Wednesday, August 17, 2016

Asparagus Crab Meat Soup

I started learning how to cook from my mother when we still owned a restaurant in Chicago. Most of us also learned cooking from famous chefs or from cookbooks. However, I try to create easy, healthy recipes for my family, and I hope that busy women out there will try to make a good meal for their families. Today’s recipe is for another good healthy soup that is popular in Chinese restaurants or takeouts. I use the dashi stock to make this soup much tastier and healthier. The dashi stock is very easy to make, but the dashi powder is also good too and saves time for busy cooks. I will now repeat how to make the dashi stock making it even easier for the reader to follow. Here it is.

Ingredients:
Dashi stock ingredients:
One 4” x 4” piece kelp or kombu
1 oz. bonito flakes or a handful of anchovies
5 cups water

Directions:
In a saucepan, soak the kombu in water for 1 hour. Turn the heat to moderate heat and cook over low heat to allow more time for its flavor to infuse the water. Remove the kelp or kombu when the water starts to bubble. Add the bonito flakes and turn the heat up until gently boiling. Turn off the heat. Let the bonito flakes settle to the bottom and drain the dashi stock. If using anchovies, soak the anchovies at the same time as the kombu and slowly boil the stock.

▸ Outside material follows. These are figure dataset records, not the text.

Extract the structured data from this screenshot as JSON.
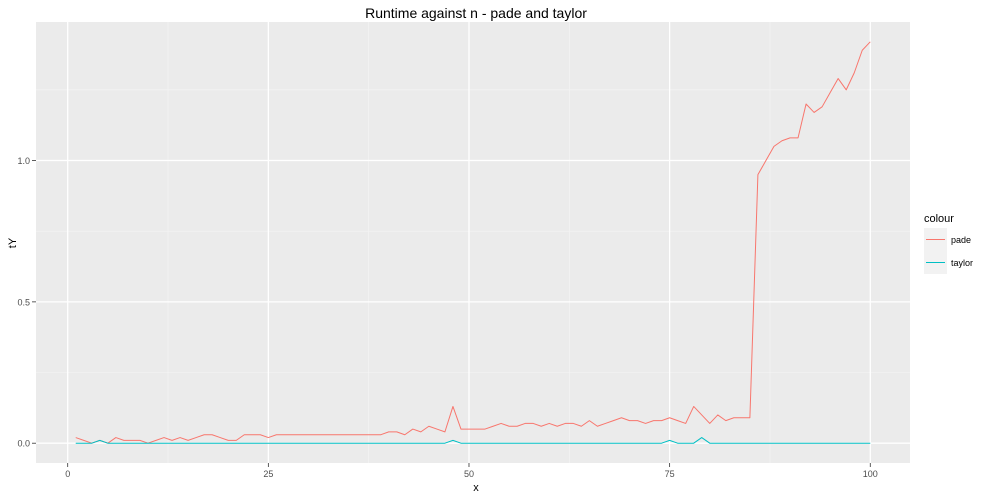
{
  "chart_data": {
    "type": "line",
    "title": "Runtime against n - pade and taylor",
    "xlabel": "x",
    "ylabel": "tY",
    "xlim": [
      -3.95,
      104.95
    ],
    "ylim": [
      -0.07,
      1.49
    ],
    "x_ticks": [
      0,
      25,
      50,
      75,
      100
    ],
    "x_tick_labels": [
      "0",
      "25",
      "50",
      "75",
      "100"
    ],
    "y_ticks": [
      0.0,
      0.5,
      1.0
    ],
    "y_tick_labels": [
      "0.0",
      "0.5",
      "1.0"
    ],
    "grid": true,
    "legend_title": "colour",
    "legend_placement": "right",
    "x": [
      1,
      2,
      3,
      4,
      5,
      6,
      7,
      8,
      9,
      10,
      11,
      12,
      13,
      14,
      15,
      16,
      17,
      18,
      19,
      20,
      21,
      22,
      23,
      24,
      25,
      26,
      27,
      28,
      29,
      30,
      31,
      32,
      33,
      34,
      35,
      36,
      37,
      38,
      39,
      40,
      41,
      42,
      43,
      44,
      45,
      46,
      47,
      48,
      49,
      50,
      51,
      52,
      53,
      54,
      55,
      56,
      57,
      58,
      59,
      60,
      61,
      62,
      63,
      64,
      65,
      66,
      67,
      68,
      69,
      70,
      71,
      72,
      73,
      74,
      75,
      76,
      77,
      78,
      79,
      80,
      81,
      82,
      83,
      84,
      85,
      86,
      87,
      88,
      89,
      90,
      91,
      92,
      93,
      94,
      95,
      96,
      97,
      98,
      99,
      100
    ],
    "series": [
      {
        "name": "pade",
        "color": "#F8766D",
        "values": [
          0.02,
          0.01,
          0,
          0.01,
          0,
          0.02,
          0.01,
          0.01,
          0.01,
          0,
          0.01,
          0.02,
          0.01,
          0.02,
          0.01,
          0.02,
          0.03,
          0.03,
          0.02,
          0.01,
          0.01,
          0.03,
          0.03,
          0.03,
          0.02,
          0.03,
          0.03,
          0.03,
          0.03,
          0.03,
          0.03,
          0.03,
          0.03,
          0.03,
          0.03,
          0.03,
          0.03,
          0.03,
          0.03,
          0.04,
          0.04,
          0.03,
          0.05,
          0.04,
          0.06,
          0.05,
          0.04,
          0.13,
          0.05,
          0.05,
          0.05,
          0.05,
          0.06,
          0.07,
          0.06,
          0.06,
          0.07,
          0.07,
          0.06,
          0.07,
          0.06,
          0.07,
          0.07,
          0.06,
          0.08,
          0.06,
          0.07,
          0.08,
          0.09,
          0.08,
          0.08,
          0.07,
          0.08,
          0.08,
          0.09,
          0.08,
          0.07,
          0.13,
          0.1,
          0.07,
          0.1,
          0.08,
          0.09,
          0.09,
          0.09,
          0.95,
          1,
          1.05,
          1.07,
          1.08,
          1.08,
          1.2,
          1.17,
          1.19,
          1.24,
          1.29,
          1.25,
          1.31,
          1.39,
          1.42
        ]
      },
      {
        "name": "taylor",
        "color": "#00BFC4",
        "values": [
          0,
          0,
          0,
          0.01,
          0,
          0,
          0,
          0,
          0,
          0,
          0,
          0,
          0,
          0,
          0,
          0,
          0,
          0,
          0,
          0,
          0,
          0,
          0,
          0,
          0,
          0,
          0,
          0,
          0,
          0,
          0,
          0,
          0,
          0,
          0,
          0,
          0,
          0,
          0,
          0,
          0,
          0,
          0,
          0,
          0,
          0,
          0,
          0.01,
          0,
          0,
          0,
          0,
          0,
          0,
          0,
          0,
          0,
          0,
          0,
          0,
          0,
          0,
          0,
          0,
          0,
          0,
          0,
          0,
          0,
          0,
          0,
          0,
          0,
          0,
          0.01,
          0,
          0,
          0,
          0.02,
          0,
          0,
          0,
          0,
          0,
          0,
          0,
          0,
          0,
          0,
          0,
          0,
          0,
          0,
          0,
          0,
          0,
          0,
          0,
          0,
          0
        ]
      }
    ]
  }
}
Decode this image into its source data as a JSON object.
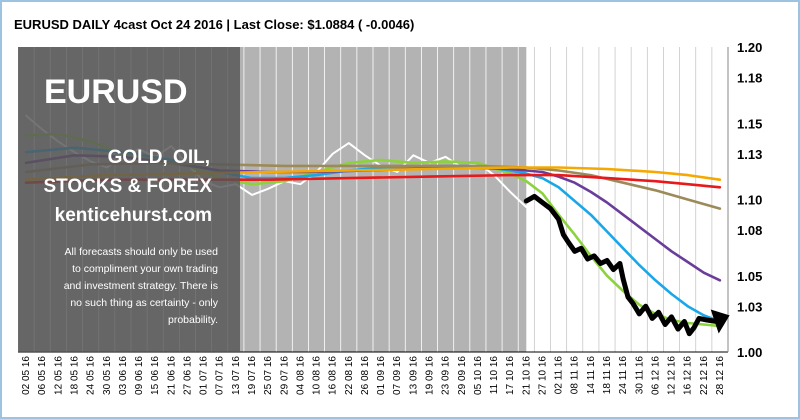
{
  "colors": {
    "history_band": "#b3b3b3",
    "overlay_panel": "#555555",
    "series_white": "#ffffff",
    "series_green": "#8cd23c",
    "series_cyan": "#1aa7e8",
    "series_purple": "#6a3d9a",
    "series_olive": "#9c8a5a",
    "series_orange": "#f5a800",
    "series_red": "#e8191a",
    "forecast_black": "#000000"
  },
  "overlay": {
    "title": "EURUSD",
    "line1": "GOLD, OIL,",
    "line2": "STOCKS & FOREX",
    "url": "kenticehurst.com",
    "disclaimer": [
      "All forecasts should only be used",
      "to compliment your own trading",
      "and investment strategy. There is",
      "no such thing as certainty - only",
      "probability."
    ]
  },
  "chart_data": {
    "type": "line",
    "title": "EURUSD  DAILY  4cast  Oct 24 2016 | Last Close: $1.0884 ( -0.0046)",
    "xlabel": "",
    "ylabel": "",
    "ylim": [
      1.0,
      1.2
    ],
    "y_ticks": [
      "1.20",
      "1.18",
      "1.15",
      "1.13",
      "1.10",
      "1.08",
      "1.05",
      "1.03",
      "1.00"
    ],
    "x_ticks": [
      "02 05 16",
      "06 05 16",
      "12 05 16",
      "18 05 16",
      "24 05 16",
      "30 05 16",
      "03 06 16",
      "09 06 16",
      "15 06 16",
      "21 06 16",
      "27 06 16",
      "01 07 16",
      "07 07 16",
      "13 07 16",
      "19 07 16",
      "25 07 16",
      "29 07 16",
      "04 08 16",
      "10 08 16",
      "16 08 16",
      "22 08 16",
      "26 08 16",
      "01 09 16",
      "07 09 16",
      "13 09 16",
      "19 09 16",
      "23 09 16",
      "29 09 16",
      "05 10 16",
      "11 10 16",
      "17 10 16",
      "21 10 16",
      "27 10 16",
      "02 11 16",
      "08 11 16",
      "14 11 16",
      "18 11 16",
      "24 11 16",
      "30 11 16",
      "06 12 16",
      "12 12 16",
      "16 12 16",
      "22 12 16",
      "28 12 16"
    ],
    "grid": true,
    "history_end_index": 31,
    "series": [
      {
        "color_key": "series_white",
        "points": [
          [
            0,
            1.155
          ],
          [
            1,
            1.146
          ],
          [
            2,
            1.138
          ],
          [
            3,
            1.131
          ],
          [
            4,
            1.125
          ],
          [
            5,
            1.121
          ],
          [
            6,
            1.128
          ],
          [
            7,
            1.133
          ],
          [
            8,
            1.128
          ],
          [
            9,
            1.135
          ],
          [
            10,
            1.123
          ],
          [
            11,
            1.112
          ],
          [
            12,
            1.108
          ],
          [
            13,
            1.11
          ],
          [
            14,
            1.103
          ],
          [
            15,
            1.107
          ],
          [
            16,
            1.112
          ],
          [
            17,
            1.11
          ],
          [
            18,
            1.118
          ],
          [
            19,
            1.13
          ],
          [
            20,
            1.137
          ],
          [
            21,
            1.129
          ],
          [
            22,
            1.122
          ],
          [
            23,
            1.118
          ],
          [
            24,
            1.129
          ],
          [
            25,
            1.124
          ],
          [
            26,
            1.128
          ],
          [
            27,
            1.121
          ],
          [
            28,
            1.124
          ],
          [
            29,
            1.116
          ],
          [
            30,
            1.105
          ],
          [
            31,
            1.095
          ]
        ]
      },
      {
        "color_key": "series_green",
        "points": [
          [
            0,
            1.142
          ],
          [
            2,
            1.143
          ],
          [
            4,
            1.138
          ],
          [
            6,
            1.13
          ],
          [
            8,
            1.126
          ],
          [
            10,
            1.122
          ],
          [
            12,
            1.114
          ],
          [
            14,
            1.11
          ],
          [
            16,
            1.112
          ],
          [
            18,
            1.118
          ],
          [
            20,
            1.124
          ],
          [
            22,
            1.126
          ],
          [
            24,
            1.124
          ],
          [
            26,
            1.125
          ],
          [
            28,
            1.124
          ],
          [
            30,
            1.117
          ],
          [
            31,
            1.112
          ],
          [
            32,
            1.104
          ],
          [
            33,
            1.09
          ],
          [
            34,
            1.077
          ],
          [
            35,
            1.063
          ],
          [
            36,
            1.05
          ],
          [
            37,
            1.04
          ],
          [
            38,
            1.031
          ],
          [
            39,
            1.025
          ],
          [
            40,
            1.021
          ],
          [
            41,
            1.019
          ],
          [
            42,
            1.018
          ],
          [
            43,
            1.017
          ]
        ]
      },
      {
        "color_key": "series_cyan",
        "points": [
          [
            0,
            1.131
          ],
          [
            3,
            1.134
          ],
          [
            6,
            1.131
          ],
          [
            9,
            1.126
          ],
          [
            12,
            1.118
          ],
          [
            14,
            1.114
          ],
          [
            16,
            1.114
          ],
          [
            18,
            1.116
          ],
          [
            20,
            1.119
          ],
          [
            22,
            1.121
          ],
          [
            24,
            1.121
          ],
          [
            26,
            1.122
          ],
          [
            28,
            1.122
          ],
          [
            30,
            1.119
          ],
          [
            31,
            1.117
          ],
          [
            32,
            1.114
          ],
          [
            33,
            1.108
          ],
          [
            34,
            1.099
          ],
          [
            35,
            1.09
          ],
          [
            36,
            1.079
          ],
          [
            37,
            1.068
          ],
          [
            38,
            1.057
          ],
          [
            39,
            1.047
          ],
          [
            40,
            1.038
          ],
          [
            41,
            1.03
          ],
          [
            42,
            1.024
          ],
          [
            43,
            1.02
          ]
        ]
      },
      {
        "color_key": "series_purple",
        "points": [
          [
            0,
            1.124
          ],
          [
            3,
            1.129
          ],
          [
            6,
            1.128
          ],
          [
            9,
            1.124
          ],
          [
            12,
            1.119
          ],
          [
            15,
            1.118
          ],
          [
            18,
            1.118
          ],
          [
            21,
            1.119
          ],
          [
            24,
            1.12
          ],
          [
            27,
            1.121
          ],
          [
            30,
            1.12
          ],
          [
            32,
            1.118
          ],
          [
            33,
            1.115
          ],
          [
            34,
            1.111
          ],
          [
            35,
            1.105
          ],
          [
            36,
            1.098
          ],
          [
            37,
            1.09
          ],
          [
            38,
            1.082
          ],
          [
            39,
            1.074
          ],
          [
            40,
            1.066
          ],
          [
            41,
            1.059
          ],
          [
            42,
            1.052
          ],
          [
            43,
            1.047
          ]
        ]
      },
      {
        "color_key": "series_olive",
        "points": [
          [
            0,
            1.118
          ],
          [
            4,
            1.123
          ],
          [
            8,
            1.124
          ],
          [
            12,
            1.123
          ],
          [
            16,
            1.122
          ],
          [
            20,
            1.122
          ],
          [
            24,
            1.122
          ],
          [
            28,
            1.122
          ],
          [
            31,
            1.121
          ],
          [
            33,
            1.119
          ],
          [
            35,
            1.116
          ],
          [
            37,
            1.111
          ],
          [
            39,
            1.106
          ],
          [
            41,
            1.1
          ],
          [
            43,
            1.094
          ]
        ]
      },
      {
        "color_key": "series_orange",
        "points": [
          [
            0,
            1.113
          ],
          [
            5,
            1.116
          ],
          [
            10,
            1.117
          ],
          [
            15,
            1.118
          ],
          [
            20,
            1.119
          ],
          [
            25,
            1.12
          ],
          [
            30,
            1.121
          ],
          [
            33,
            1.121
          ],
          [
            36,
            1.12
          ],
          [
            39,
            1.118
          ],
          [
            41,
            1.116
          ],
          [
            43,
            1.113
          ]
        ]
      },
      {
        "color_key": "series_red",
        "points": [
          [
            0,
            1.111
          ],
          [
            5,
            1.113
          ],
          [
            10,
            1.113
          ],
          [
            15,
            1.113
          ],
          [
            20,
            1.114
          ],
          [
            25,
            1.115
          ],
          [
            30,
            1.116
          ],
          [
            33,
            1.116
          ],
          [
            36,
            1.114
          ],
          [
            39,
            1.112
          ],
          [
            41,
            1.11
          ],
          [
            43,
            1.108
          ]
        ]
      },
      {
        "color_key": "forecast_black",
        "points": [
          [
            31,
            1.099
          ],
          [
            31.5,
            1.102
          ],
          [
            32,
            1.098
          ],
          [
            32.5,
            1.094
          ],
          [
            33,
            1.087
          ],
          [
            33.3,
            1.077
          ],
          [
            33.6,
            1.072
          ],
          [
            34,
            1.066
          ],
          [
            34.4,
            1.068
          ],
          [
            34.8,
            1.061
          ],
          [
            35.2,
            1.063
          ],
          [
            35.6,
            1.058
          ],
          [
            36,
            1.06
          ],
          [
            36.4,
            1.054
          ],
          [
            36.8,
            1.058
          ],
          [
            37,
            1.048
          ],
          [
            37.3,
            1.036
          ],
          [
            37.6,
            1.032
          ],
          [
            38,
            1.025
          ],
          [
            38.4,
            1.03
          ],
          [
            38.8,
            1.022
          ],
          [
            39.2,
            1.026
          ],
          [
            39.6,
            1.018
          ],
          [
            40,
            1.023
          ],
          [
            40.4,
            1.015
          ],
          [
            40.8,
            1.02
          ],
          [
            41.1,
            1.012
          ],
          [
            41.4,
            1.016
          ],
          [
            41.7,
            1.022
          ],
          [
            42.2,
            1.021
          ],
          [
            42.8,
            1.02
          ]
        ]
      }
    ]
  }
}
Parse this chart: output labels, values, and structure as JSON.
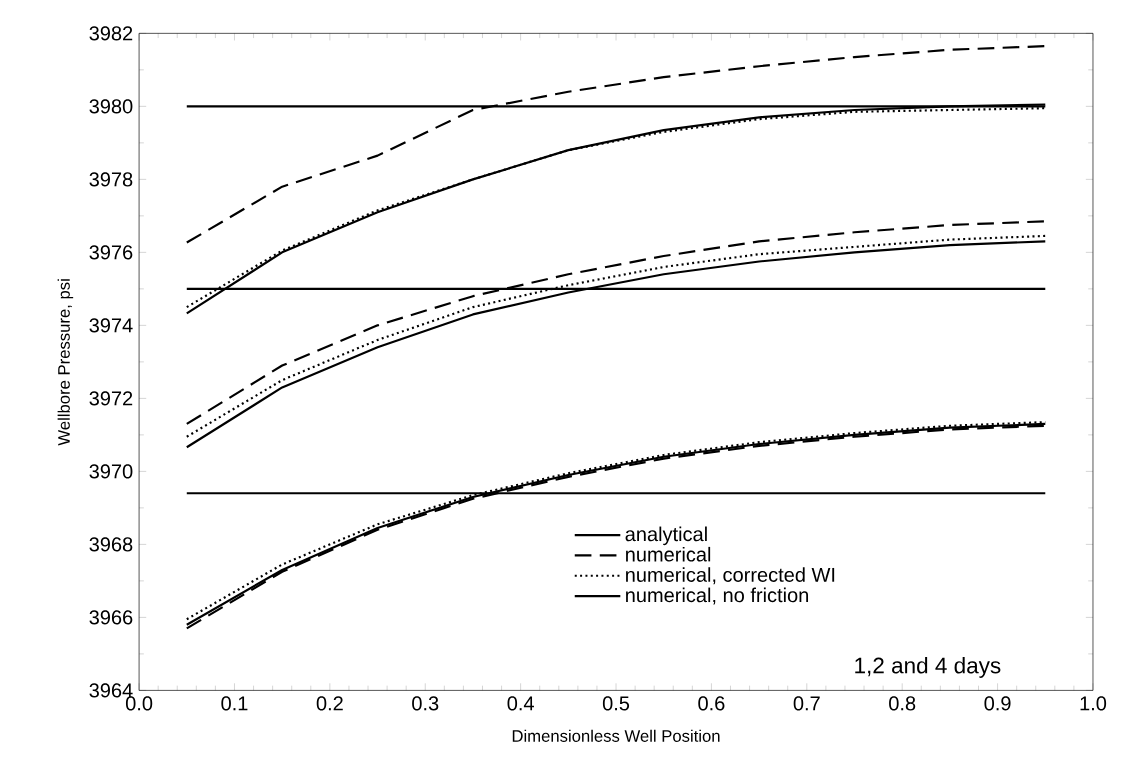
{
  "chart_data": {
    "type": "line",
    "xlabel": "Dimensionless Well Position",
    "ylabel": "Wellbore Pressure, psi",
    "x": [
      0.05,
      0.15,
      0.25,
      0.35,
      0.45,
      0.55,
      0.65,
      0.75,
      0.85,
      0.95
    ],
    "series": [
      {
        "name": "analytical",
        "color": "#000000",
        "line_style": "solid",
        "values": [
          3974.33,
          3976.0,
          3977.1,
          3978.0,
          3978.8,
          3979.35,
          3979.7,
          3979.9,
          3980.0,
          3980.05
        ]
      },
      {
        "name": "numerical",
        "color": "#000000",
        "line_style": "dashed",
        "values": [
          3976.27,
          3977.8,
          3978.65,
          3979.9,
          3980.4,
          3980.8,
          3981.1,
          3981.35,
          3981.55,
          3981.65
        ]
      },
      {
        "name": "numerical, corrected WI",
        "color": "#000000",
        "line_style": "dotted",
        "values": [
          3974.5,
          3976.05,
          3977.15,
          3978.0,
          3978.8,
          3979.3,
          3979.65,
          3979.85,
          3979.9,
          3979.95
        ]
      },
      {
        "name": "numerical, no friction",
        "color": "#000000",
        "line_style": "solid",
        "values": [
          3980,
          3980,
          3980,
          3980,
          3980,
          3980,
          3980,
          3980,
          3980,
          3980
        ]
      },
      {
        "color": "#000000",
        "line_style": "solid",
        "values": [
          3970.66,
          3972.3,
          3973.4,
          3974.3,
          3974.9,
          3975.4,
          3975.75,
          3976.0,
          3976.2,
          3976.3
        ]
      },
      {
        "color": "#000000",
        "line_style": "dashed",
        "values": [
          3971.3,
          3972.9,
          3974.0,
          3974.8,
          3975.4,
          3975.9,
          3976.3,
          3976.55,
          3976.75,
          3976.85
        ]
      },
      {
        "color": "#000000",
        "line_style": "dotted",
        "values": [
          3970.95,
          3972.5,
          3973.6,
          3974.5,
          3975.1,
          3975.6,
          3975.95,
          3976.15,
          3976.35,
          3976.45
        ]
      },
      {
        "color": "#000000",
        "line_style": "solid",
        "values": [
          3975,
          3975,
          3975,
          3975,
          3975,
          3975,
          3975,
          3975,
          3975,
          3975
        ]
      },
      {
        "color": "#000000",
        "line_style": "solid",
        "values": [
          3965.8,
          3967.3,
          3968.45,
          3969.3,
          3969.9,
          3970.4,
          3970.75,
          3971.0,
          3971.2,
          3971.3
        ]
      },
      {
        "color": "#000000",
        "line_style": "dashed",
        "values": [
          3965.7,
          3967.25,
          3968.4,
          3969.25,
          3969.85,
          3970.35,
          3970.7,
          3970.95,
          3971.15,
          3971.25
        ]
      },
      {
        "color": "#000000",
        "line_style": "dotted",
        "values": [
          3965.95,
          3967.45,
          3968.55,
          3969.35,
          3969.95,
          3970.45,
          3970.8,
          3971.05,
          3971.25,
          3971.35
        ]
      },
      {
        "color": "#000000",
        "line_style": "solid",
        "values": [
          3969.4,
          3969.4,
          3969.4,
          3969.4,
          3969.4,
          3969.4,
          3969.4,
          3969.4,
          3969.4,
          3969.4
        ]
      }
    ],
    "xlim": [
      0,
      1
    ],
    "xticks": [
      {
        "value": 0,
        "label": "0.0"
      },
      0.1,
      0.2,
      0.3,
      0.4,
      0.5,
      0.6,
      0.7,
      0.8,
      0.9,
      {
        "value": 1,
        "label": "1.0"
      }
    ],
    "ylim": [
      3964,
      3982
    ],
    "yticks": [
      3964,
      3966,
      3968,
      3970,
      3972,
      3974,
      3976,
      3978,
      3980,
      3982
    ],
    "grid": false,
    "legend": "bottom",
    "marker": "none",
    "annotations": [
      "1,2 and 4 days"
    ]
  }
}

Ingredients for Crab soup:
2 cups crab meat
2 eggs
1/2 lbs fresh asparagus
Stock ingredients:
5 cups of all dashi stock above
1 tbs soy sauce
1/2 tsp salt
1/4 tsp black pepper
1 tbs dry sherry
1 tsp fresh chopped ginger
1 cup green onions and cilantro
4 tbs cornstarch added with 5 tbs water

Directions:
Slice asparagus and set aside.

Break eggs and set aside.
Heat 2 tbs oil in saucepan and stir-fry fresh ginger until fragrant. Stir in crab meat and cook for 2 minutes.




 Add the stock and bring to boil. Add asparagus. Bring back to boil.

Season with soy sauce, dry sherry, salt, and pepper. Stir gently the broken eggs into a thin stream. Stir in the cornstarch mixture and boil gently.

 Ladle soup into a serving bowl and sprinkle with green onions and cilantro.